The St Etienne supporters telepathically share their disappointment so they don’t have to stop urging their team on vocally. The game heads on into the four minutes time added on by Monsieur Miguelgorry because of all the recumbent Rennes players lying prone on the turf. Justice is served however as in the second minute of this additional time a corner to St Etienne is headed across goal by captain Loic Perrin and Gabriel Silva hooks a splendid, athletic volley into the roof of the Rennes net. The ultras surge to the front of the stand and we are all consumed in the extreme, noisy, joyfulness of the moment. It somehow feels like St Etienne have scored twice in one go.
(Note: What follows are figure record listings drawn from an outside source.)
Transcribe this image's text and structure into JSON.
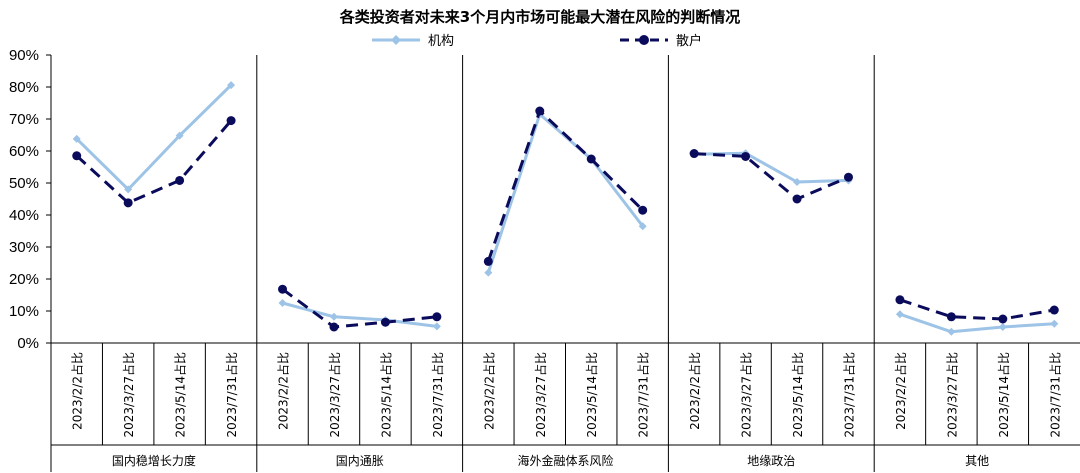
{
  "chart_data": {
    "type": "line",
    "title": "各类投资者对未来3个月内市场可能最大潜在风险的判断情况",
    "groups": [
      "国内稳增长力度",
      "国内通胀",
      "海外金融体系风险",
      "地缘政治",
      "其他"
    ],
    "categories": [
      "2023/2/2占比",
      "2023/3/27占比",
      "2023/5/14占比",
      "2023/7/31占比"
    ],
    "ylim": [
      0,
      90
    ],
    "yticks": [
      "0%",
      "10%",
      "20%",
      "30%",
      "40%",
      "50%",
      "60%",
      "70%",
      "80%",
      "90%"
    ],
    "legend_position": "top",
    "series": [
      {
        "name": "机构",
        "color": "#9dc3e6",
        "style": "solid",
        "values": [
          [
            63.8,
            48.0,
            64.8,
            80.6
          ],
          [
            12.5,
            8.2,
            7.2,
            5.2
          ],
          [
            22.0,
            71.5,
            57.5,
            36.5
          ],
          [
            59.0,
            59.3,
            50.3,
            50.8
          ],
          [
            9.0,
            3.5,
            5.0,
            6.0
          ]
        ]
      },
      {
        "name": "散户",
        "color": "#0b0b5c",
        "style": "dashed",
        "values": [
          [
            58.5,
            43.8,
            50.8,
            69.5
          ],
          [
            16.8,
            5.0,
            6.5,
            8.2
          ],
          [
            25.5,
            72.5,
            57.5,
            41.5
          ],
          [
            59.2,
            58.3,
            45.0,
            51.8
          ],
          [
            13.5,
            8.2,
            7.5,
            10.3
          ]
        ]
      }
    ]
  }
}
Half-time comes and I look around a bit. I am impressed by the signs for the toilets which feature a very stylish, well dressed and attractive looking couple; after they’ve emptied their bladders I’d be happy to spend time with either of them.
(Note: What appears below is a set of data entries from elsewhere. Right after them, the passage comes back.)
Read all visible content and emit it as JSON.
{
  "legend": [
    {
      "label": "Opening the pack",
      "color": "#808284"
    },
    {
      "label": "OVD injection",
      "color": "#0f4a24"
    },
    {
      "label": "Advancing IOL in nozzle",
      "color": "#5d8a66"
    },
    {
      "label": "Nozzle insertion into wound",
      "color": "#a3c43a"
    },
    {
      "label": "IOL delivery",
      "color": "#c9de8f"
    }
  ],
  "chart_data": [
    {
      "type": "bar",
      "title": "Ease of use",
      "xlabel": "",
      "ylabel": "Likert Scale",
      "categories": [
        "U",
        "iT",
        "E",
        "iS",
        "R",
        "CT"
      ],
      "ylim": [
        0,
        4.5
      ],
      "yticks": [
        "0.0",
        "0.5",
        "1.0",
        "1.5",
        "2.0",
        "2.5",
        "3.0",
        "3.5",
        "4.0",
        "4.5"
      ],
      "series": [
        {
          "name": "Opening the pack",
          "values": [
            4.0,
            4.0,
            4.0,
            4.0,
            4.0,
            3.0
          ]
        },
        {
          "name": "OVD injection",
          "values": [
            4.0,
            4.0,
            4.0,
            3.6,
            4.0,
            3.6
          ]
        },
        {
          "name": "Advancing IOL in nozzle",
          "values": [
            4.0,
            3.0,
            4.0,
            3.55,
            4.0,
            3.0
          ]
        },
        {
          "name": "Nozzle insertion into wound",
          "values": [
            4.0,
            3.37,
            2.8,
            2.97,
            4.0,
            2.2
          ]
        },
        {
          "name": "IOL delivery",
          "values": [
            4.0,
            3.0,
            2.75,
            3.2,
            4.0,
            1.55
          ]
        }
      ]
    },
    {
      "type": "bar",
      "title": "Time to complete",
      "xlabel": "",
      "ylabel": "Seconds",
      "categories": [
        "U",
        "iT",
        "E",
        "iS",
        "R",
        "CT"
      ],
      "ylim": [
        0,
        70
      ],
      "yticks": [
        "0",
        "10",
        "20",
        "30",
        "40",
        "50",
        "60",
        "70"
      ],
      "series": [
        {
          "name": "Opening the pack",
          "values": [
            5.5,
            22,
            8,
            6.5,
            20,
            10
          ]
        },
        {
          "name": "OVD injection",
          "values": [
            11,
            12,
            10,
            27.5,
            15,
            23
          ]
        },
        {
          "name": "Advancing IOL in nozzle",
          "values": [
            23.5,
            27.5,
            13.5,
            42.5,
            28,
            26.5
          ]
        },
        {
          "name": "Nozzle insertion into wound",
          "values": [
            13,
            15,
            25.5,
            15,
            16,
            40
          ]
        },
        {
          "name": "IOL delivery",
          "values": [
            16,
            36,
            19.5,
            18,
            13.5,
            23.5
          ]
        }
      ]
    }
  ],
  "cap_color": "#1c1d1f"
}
The second half begins and the ultras sing something containing the words ‘Ally Ally O’ and it reminds me of Rita Tushingham and Dora Bryan in A Taste of Honey and a time when Britain made films as artful as the French. But my reverie is disturbed eight minutes in to the new half as a cross and a perceived shove sees another Rennes player in a crumpled mess and a penalty kick later Rennes lead 2-1 through Wahbi Khazri. Monsieur Miguelgarry bought it again. How we boo those Breton bastards and their superior acting skills. But life and football and the match carry on and St Etienne and their fans continue to excite and eventually their pressure pays off as the Stade Rennais goalkeeper Tomas Koubek appears to snatch at the ankles of Lois Diony and Jonathan Bamba equalises with another penalty kick. The noise of drums and chants doesn’t let up and although Stephane Ruffier has to make a brilliant diving reaction save, pushing the ball away off a post, St Etienne continue to dominate. With less than ten minutes to go Kevin Monnet-Paquet’s header is clawed away from the top corner by Tomas Koubek sailing across his goal like a runaway kite in shorts and football shirt. In the final minute Monsieur Miguelgarry cements his place in the hearts of the St Etienne fans as a grosse merde as he sends off Gabriel Silva whilst another Oscar deserving Breton lies prostrate on the grass.
The game ends in a draw and it has been bloody marvellous, even though I had wanted St Etienne to win. I have fulfilled my wish to see St Etienne play a match at Stade Geoffroy-Guichard and now I can’t wait to come back and see another one. This was a real football match, better than anything I have ever witnessed in England; the football wasn’t of the highest quality, although good enough, and these aren’t the world’s best players, but the supporters are the very, very best. I will return. Allez les Verts!